When Microsoft targets a market, it often perseveres. Its MSN portal and Internet-access service languished for nearly six years. Today, it's the second-most popular portal on the Web, behind Yahoo! Inc. (YHOO) And its Web-access service is second only to AOL. Microsoft was able to dip into its war chest, investing $100 million in RadioShack Corp. (RSH) and $200 million in Best Buy Co. (BBY) in exchange for those retailers promoting MSN's access service--something smaller competitors can't afford to do. "MSN, through an incredible war of attrition, has built an incredibly powerful franchise," says Merrill Lynch analyst Henry Blodget.

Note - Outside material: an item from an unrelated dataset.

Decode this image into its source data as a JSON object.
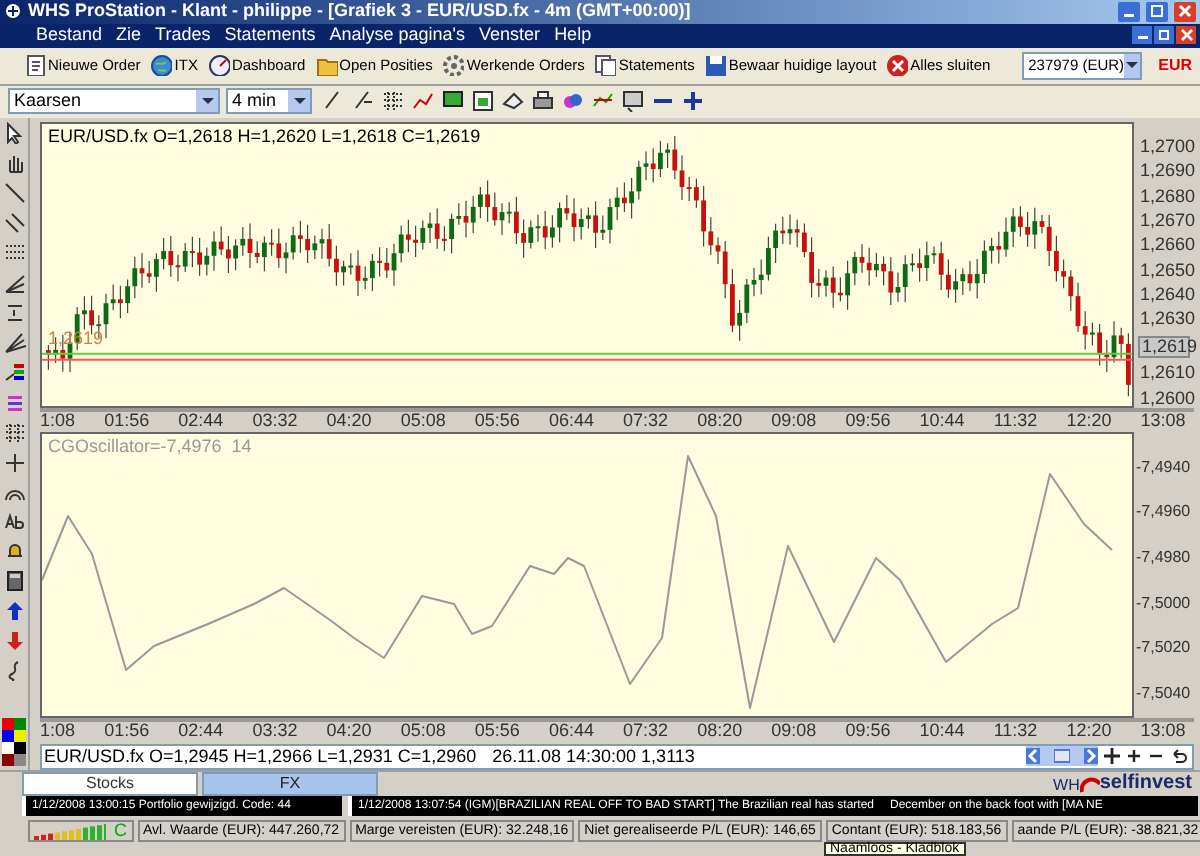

Microsoft shows the same dogged persistence when it comes to basic research. Even while its latest products are waiting on the launchpad, it continues to pour money into R&D in search of the Next Big Thing. Gates is so jazzed about the future of software that he stepped down as CEO 18 months ago to become Chief Software Architect. That lets him spend more time with the company's 620 researchers. Walk through the warren of shoebox-size offices, and you'll find engineers working on the most vexing problems, such as getting computers to understand what you say. Gates gets wound up like a kid over stuff like creating a computer that watches your actions with a small video camera and determines if you're too busy to be interrupted with a phone call or e-mail. "The whole idea of valuing the user's time, that's the Holy Grail," he says, jumping out of his seat with excitement.
Perhaps the most ambitious research foray is Microsoft's 10-year march toward solving natural-language processing. It's a techie name, but the concept behind it is simple and quite powerful. It's the idea that computers will be able to respond to questions or commands in everyday language, not just computerese or a long series of mouse clicks. Combine that with speech recognition--another area where Microsoft researchers are plugging away--and one day you'll be able to talk to your computer the same way you do to another person. Microsoft has woven rudimentary natural language into such products as Office. The next step is delivering more advanced capabilities in the version of Windows due out in two years or so, code-named Blackcomb.
A lot of these markets remain a gleam in Gates's eyes. Time and again, though, Microsoft has shown it has the focus and the financial staying power to get it right eventually. That could mean we'll hear echoes of "Microsoft, bomaye!" for years to come. By Jay Greene
With Mike France in New York, Amy Borrus in Washington, D.C., and Peter Burrows in San Mateo, Calif.